More Death March.  Photo: Monte Jenkins

I had to swing my arms to keep forward momentum.  The sun came up as I saw my second sunrise of the race.  Ciara read to me more notes that people had written for me and I was very appreciative of all the people who took the time to do that and for Ciara for organizing it all.  After many miserable hours of mental and physical suffering we finally made it to mile 99.5 and mustered enough energy to run to the finish.  We made it across with a time of 27 hours 34 minutes 54 seconds. 

(Click here for complete results and stats)

It didn't sink in right away that I had just finished 100 miles, I was too tired to think about it and just glad to be done.  I got my buckle from the race director and chatted for a minute.  He put on a really great, well organized race.

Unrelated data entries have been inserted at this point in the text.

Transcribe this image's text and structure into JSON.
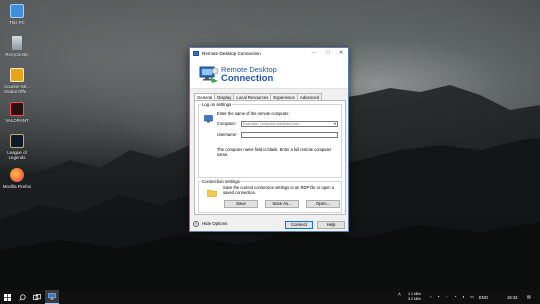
{
  "desktop": {
    "icons": [
      {
        "label": "This PC",
        "icon": "computer-icon"
      },
      {
        "label": "Recycle Bin",
        "icon": "recycle-bin-icon"
      },
      {
        "label": "Counter-Str... Global Offe...",
        "icon": "csgo-icon"
      },
      {
        "label": "VALORANT",
        "icon": "valorant-icon"
      },
      {
        "label": "League of Legends",
        "icon": "league-icon"
      },
      {
        "label": "Mozilla Firefox",
        "icon": "firefox-icon"
      }
    ]
  },
  "window": {
    "title": "Remote Desktop Connection",
    "banner_line1": "Remote Desktop",
    "banner_line2": "Connection",
    "tabs": [
      "General",
      "Display",
      "Local Resources",
      "Experience",
      "Advanced"
    ],
    "active_tab": "General",
    "logon": {
      "group_title": "Log on settings",
      "intro": "Enter the name of the remote computer.",
      "computer_label": "Computer:",
      "computer_placeholder": "Example: computer.fabrikam.com",
      "username_label": "Username:",
      "username_value": "",
      "blank_note": "The computer name field is blank. Enter a full remote computer name."
    },
    "connection": {
      "group_title": "Connection settings",
      "description": "Save the current connection settings to an RDP file or open a saved connection.",
      "save_label": "Save",
      "save_as_label": "Save As...",
      "open_label": "Open..."
    },
    "hide_options_label": "Hide Options",
    "connect_label": "Connect",
    "help_label": "Help"
  },
  "taskbar": {
    "network_up": "1.1 kB/s",
    "network_down": "3.2 kB/s",
    "language": "ENG",
    "time": "16:42"
  },
  "colors": {
    "accent": "#0078d7",
    "banner_text": "#1e5aa8",
    "taskbar": "#101010"
  }
}
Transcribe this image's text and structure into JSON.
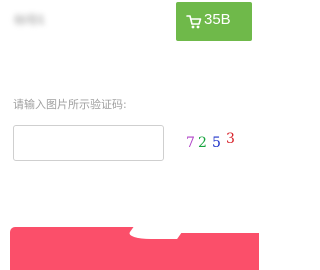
{
  "header": {
    "username_obscured": "帐号1",
    "price": {
      "icon": "cart-icon",
      "label": "35B"
    }
  },
  "captcha": {
    "prompt": "请输入图片所示验证码:",
    "input_value": "",
    "input_placeholder": "",
    "digits": [
      "7",
      "2",
      "5",
      "3"
    ],
    "digit_colors": [
      "#b044c7",
      "#16a43d",
      "#1f33c9",
      "#d8222a"
    ]
  },
  "colors": {
    "accent_green": "#6fb94a",
    "submit_pink": "#fb4f6a"
  }
}
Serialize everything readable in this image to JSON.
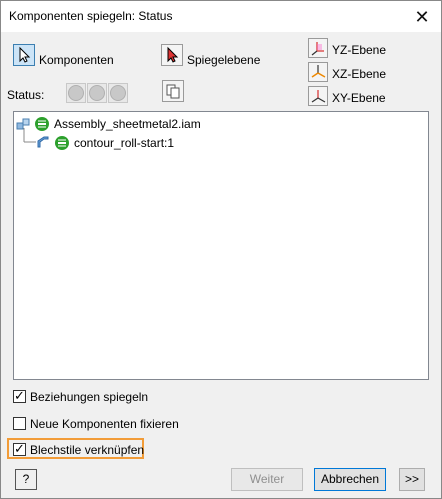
{
  "window": {
    "title": "Komponenten spiegeln: Status",
    "close_glyph": "✕"
  },
  "selection": {
    "komponenten_label": "Komponenten",
    "spiegelebene_label": "Spiegelebene"
  },
  "planes": {
    "yz": "YZ-Ebene",
    "xz": "XZ-Ebene",
    "xy": "XY-Ebene"
  },
  "status": {
    "label": "Status:"
  },
  "tree": {
    "root_label": "Assembly_sheetmetal2.iam",
    "child_label": "contour_roll-start:1"
  },
  "options": {
    "beziehungen_label": "Beziehungen spiegeln",
    "beziehungen_checked": true,
    "fixieren_label": "Neue Komponenten fixieren",
    "fixieren_checked": false,
    "blechstile_label": "Blechstile verknüpfen",
    "blechstile_checked": true
  },
  "footer": {
    "help_label": "?",
    "weiter_label": "Weiter",
    "abbrechen_label": "Abbrechen",
    "more_label": ">>"
  },
  "colors": {
    "accent": "#0078d7",
    "highlight": "#f29c38",
    "status_green": "#2ca02c"
  }
}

Chatting at the finish.  Photo: Monte Jenkins

Chatting at the finish.  Photo: Monte Jenkins

I sat down in a chair under a tent which was the most pleasant sit I've ever taken.  After five minutes I went to get up and couldn’t take a single step without falling over.  My legs lasted as long as I made them and once they reached 100 miles they said “nope, no more.”  Monte had to pull the car up and I braced my arm around his shoulders and hobbled my way to the car.  I called my parents then took off my shoes and socks to assess the damage.  Not pretty.

The next morning I awoke with an extreme sense of optimism.  I felt so excited for the future, whatever it may hold.  Both feet swelled up really badly but I was walking again on my own after a day or so.  A big reason for originally wanting to run a 100 miler was to find out what it was like to put myself through the physical and mental wringer.  Mission accomplished.  Although a lot of the time it wasn't fun, there was a whole lot of life that happened out on those trails that I wouldn't have gotten to experience if I would have stayed at home.  If anything, it makes me want to take more risks in life and invest myself fully in whatever I'm doing.  I am so thankful for Ciara and Monte and am in awe of their generosity.  Without them, I'm not sure what would have happened.  To the next adventure!